En plus de l\'Allocation adulte handicapé, 210 000 personnes perçoivent un complément de ressources, indique l\'Association des paralysés de France (APF).
En plus de l'Allocation adulte handicapé, 210 000 personnes perçoivent un complément de ressources, indique l'Association des paralysés de France (APF). (ULRICH BAUMGARTEN / Getty Images)

"Mesure indécente" pour l'Association des paralysés de France, "racket" pour l'UDI, "austérité la plus immorale" pour le FN... Alors qu'elle doit être discutée mardi 3 novembre à l'Assemblée nationale, la réforme de l'Allocation adulte handicapé (AAH) prévue dans le projet de budget du gouvernement pour l'année 2016 se retrouve sous le feu des critiques.

Francetv info vous explique pourquoi.

Qu'est-ce que l'Allocation adulte handicapé ?

Il s'agit d'une aide versée par l'Etat aux personnes invalides âgées de plus de 20 ans, et dont les revenus ne dépassent pas un certain plafond, établi par la loi. Son montant est fixé à 807,65 euros par mois pour les personnes ne percevant aucun revenu.

Un million de personnes en bénéficient aujourd'hui, pour un coût total pour l'Etat chiffré à 8,5 milliards d'euros par an, rapporte Libération.

Que contient la réforme prévue par le projet de budget ?

Le projet de budget prévoit de décompter du montant de l'AAH les intérêts non imposables des comptes d'épargne, tels que le livret A, à partir de 2016. Cela réduirait non seulement le montant de l'AAH pour les bénéficiaires ayant de l'argent de côté, mais cela leur ferait surtout perdre des droits connexes qui ne sont ouverts qu'à ceux qui touchent l'AAH à taux plein.

En plus de cette allocation, 210 000 personnes handicapées perçoivent en effet un complément de ressources, indique l'Association des paralysés de France (APF). Ceux qui se trouvent dans l'incapacité totale de travailler disposent ainsi d'un apport de 179 euros mensuels, et ceux qui résident à leur propre domicile d'une majoration pour la vie autonome de 105 euros par mois. 

Bercy justifie cette coupe par une harmonisation de l'AAH avec les autres minima sociaux, explique Libération. Les montants du RSA et du minimum vieillesse sont en effet déjà calculés en prenant en compte les revenus de l'épargne de ses bénéficiaires.
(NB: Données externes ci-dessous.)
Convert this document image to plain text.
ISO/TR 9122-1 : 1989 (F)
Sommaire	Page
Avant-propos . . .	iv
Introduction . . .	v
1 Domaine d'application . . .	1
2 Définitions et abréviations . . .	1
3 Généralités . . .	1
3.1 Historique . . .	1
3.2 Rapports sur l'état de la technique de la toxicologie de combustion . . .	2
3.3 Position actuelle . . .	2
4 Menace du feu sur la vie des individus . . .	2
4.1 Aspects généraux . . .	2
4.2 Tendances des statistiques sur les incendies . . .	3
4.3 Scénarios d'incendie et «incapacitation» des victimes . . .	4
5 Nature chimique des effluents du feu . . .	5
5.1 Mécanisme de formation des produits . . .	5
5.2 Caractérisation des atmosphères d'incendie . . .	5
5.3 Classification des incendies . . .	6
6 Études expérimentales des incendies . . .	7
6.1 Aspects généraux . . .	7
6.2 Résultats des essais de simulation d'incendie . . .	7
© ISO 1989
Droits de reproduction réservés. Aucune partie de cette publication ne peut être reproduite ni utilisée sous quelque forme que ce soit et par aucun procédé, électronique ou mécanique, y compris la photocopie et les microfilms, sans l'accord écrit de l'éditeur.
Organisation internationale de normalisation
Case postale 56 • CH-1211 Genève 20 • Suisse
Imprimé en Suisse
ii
Que disent les critiques ?

L'APF a calculé que, "pour quelques dizaines d'euros" tirés des intérêts de leurs livrets d'épargne (205 euros par an maximum sur un livret A), les personnes concernées par cette réforme de l'AAH perdraient "1 257 à 2 151 euros par an" de ressources. "Une mesure totalement inacceptable et indécente qui s’attaque aux ressources des plus démunis", s'insurge l'association, qui a mis en ligne une pétition contre ce projet, qui a recu plus de 30 000 signatures.
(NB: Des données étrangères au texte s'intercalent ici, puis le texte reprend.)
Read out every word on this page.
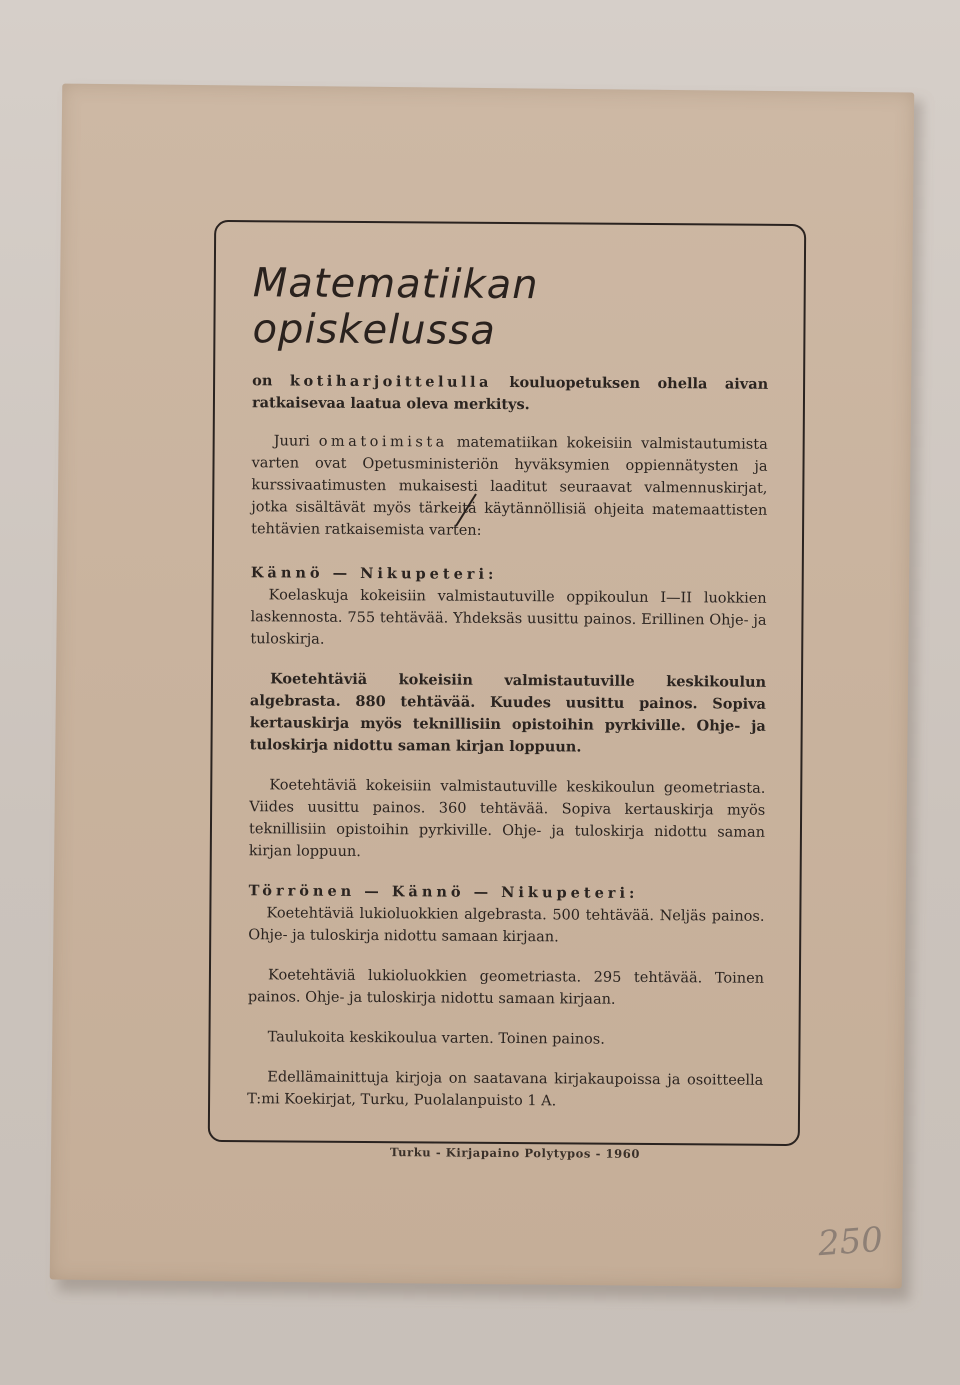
Matematiikan opiskelussa

on kotiharjoittelulla kouluopetuksen ohella aivan ratkaisevaa laatua oleva merkitys.

Juuri omatoimista matematiikan kokeisiin valmistautumista varten ovat Opetusministeriön hyväksymien oppiennätysten ja kurssivaatimusten mukaisesti laaditut seuraavat valmennuskirjat, jotka sisältävät myös tärkeitä käytännöllisiä ohjeita matemaattisten tehtävien ratkaisemista varten:

Kännö — Nikupeteri:

Koelaskuja kokeisiin valmistautuville oppikoulun I—II luokkien laskennosta. 755 tehtävää. Yhdeksäs uusittu painos. Erillinen Ohje- ja tuloskirja.

Koetehtäviä kokeisiin valmistautuville keskikoulun algebrasta. 880 tehtävää. Kuudes uusittu painos. Sopiva kertauskirja myös teknillisiin opistoihin pyrkiville. Ohje- ja tuloskirja nidottu saman kirjan loppuun.

Koetehtäviä kokeisiin valmistautuville keskikoulun geometriasta. Viides uusittu painos. 360 tehtävää. Sopiva kertauskirja myös teknillisiin opistoihin pyrkiville. Ohje- ja tuloskirja nidottu saman kirjan loppuun.

Törrönen — Kännö — Nikupeteri:

Koetehtäviä lukioluokkien algebrasta. 500 tehtävää. Neljäs painos. Ohje- ja tuloskirja nidottu samaan kirjaan.

Koetehtäviä lukioluokkien geometriasta. 295 tehtävää. Toinen painos. Ohje- ja tuloskirja nidottu samaan kirjaan.

Taulukoita keskikoulua varten. Toinen painos.

Edellämainittuja kirjoja on saatavana kirjakaupoissa ja osoitteella T:mi Koekirjat, Turku, Puolalanpuisto 1 A.

Turku - Kirjapaino Polytypos - 1960
250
L'UDI a de son côté dénoncé mardi un "racket" sur les bénéficiaires de l'Allocation adulte handicapé, appelant le gouvernement "à se ressaisir". Dans un communiqué, le numéro 2 du FN, Florian Philippot, pointe du doigt dans un communiqué un "véritable coup de massue antisocial" décidé au nom de "l'austérité la plus immorale".

Comment se défend la majorité ?

Interrogée en commission élargie à l'Assemblée nationale la semaine dernière, la secrétaire d'Etat aux Personnes handicapées, Ségolène Neuville, a assuré que "l'objectif n'est pas de pénaliser une personne qui aurait quelques centaines d'euros sur son livret A". Elle a annoncé sa volonté de "lisser les effets de seuil", car "un allocataire de l'AAH ne devra pas, pour quelques euros de revenus du patrimoine, perdre un complément de l'AAH".
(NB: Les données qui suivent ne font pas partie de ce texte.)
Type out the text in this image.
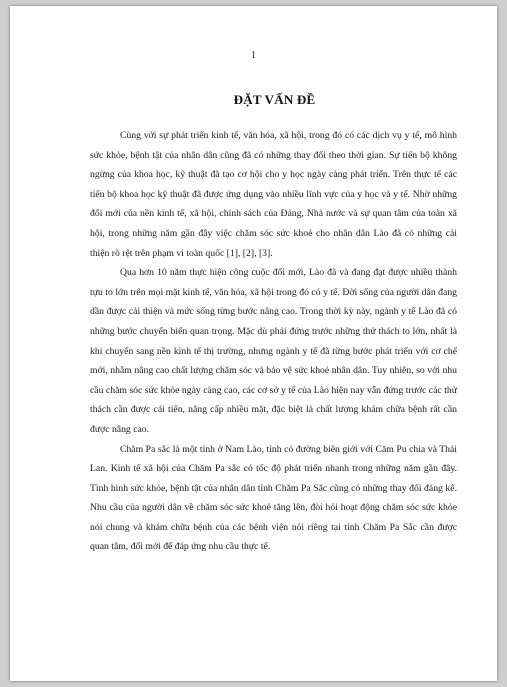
1
ĐẶT VẤN ĐỀ

Cùng với sự phát triển kinh tế, văn hóa, xã hội, trong đó có các dịch vụ y tế, mô hình sức khỏe, bệnh tật của nhân dân cũng đã có những thay đổi theo thời gian. Sự tiến bộ không ngừng của khoa học, kỹ thuật đã tạo cơ hội cho y học ngày càng phát triển. Trên thực tế các tiến bộ khoa học kỹ thuật đã được ứng dụng vào nhiều lĩnh vực của y học và y tế. Nhờ những đổi mới của nền kinh tế, xã hội, chính sách của Đảng, Nhà nước và sự quan tâm của toàn xã hội, trong những năm gần đây việc chăm sóc sức khoẻ cho nhân dân Lào đã có những cải thiện rõ rệt trên phạm vi toàn quốc [1], [2], [3].

Qua hơn 10 năm thực hiện công cuộc đổi mới, Lào đã và đang đạt được nhiều thành tựu to lớn trên mọi mặt kinh tế, văn hóa, xã hội trong đó có y tế. Đời sống của người dân đang dần được cải thiện và mức sống từng bước nâng cao. Trong thời kỳ này, ngành y tế Lào đã có những bước chuyển biến quan trọng. Mặc dù phải đứng trước những thử thách to lớn, nhất là khi chuyển sang nền kinh tế thị trường, nhưng ngành y tế đã từng bước phát triển với cơ chế mới, nhằm nâng cao chất lượng chăm sóc và bảo vệ sức khoẻ nhân dân. Tuy nhiên, so với nhu cầu chăm sóc sức khỏe ngày càng cao, các cơ sở y tế của Lào hiện nay vẫn đứng trước các thử thách cần được cải tiến, nâng cấp nhiều mặt, đặc biệt là chất lượng khám chữa bệnh rất cần được nâng cao.

Chăm Pa sắc là một tỉnh ở Nam Lào, tỉnh có đường biên giới với Căm Pu chia và Thái Lan. Kinh tế xã hội của Chăm Pa sắc có tốc độ phát triển nhanh trong những năm gần đây. Tình hình sức khỏe, bệnh tật của nhân dân tỉnh Chăm Pa Sắc cũng có những thay đổi đáng kể. Nhu cầu của người dân về chăm sóc sức khoẻ tăng lên, đòi hỏi hoạt động chăm sóc sức khỏe nói chung và khám chữa bệnh của các bệnh viện nói riêng tại tỉnh Chăm Pa Sắc cần được quan tâm, đổi mới để đáp ứng nhu cầu thực tế.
"Il ne s'agit pas de pénaliser quelqu'un qui a mis quelques centaines d'euros sur un livret A, ces personnes seront protégées", a-t-elle ajouté lors des questions au gouvernement, mardi.

L'un des vice-présidents du groupe PS, Olivier Faure, a jugé mardi "assez fantaisiste" l'idée de prendre en compte les revenus tirés des livrets, estimant que la majorité "pourrait s'épargner ce sujet".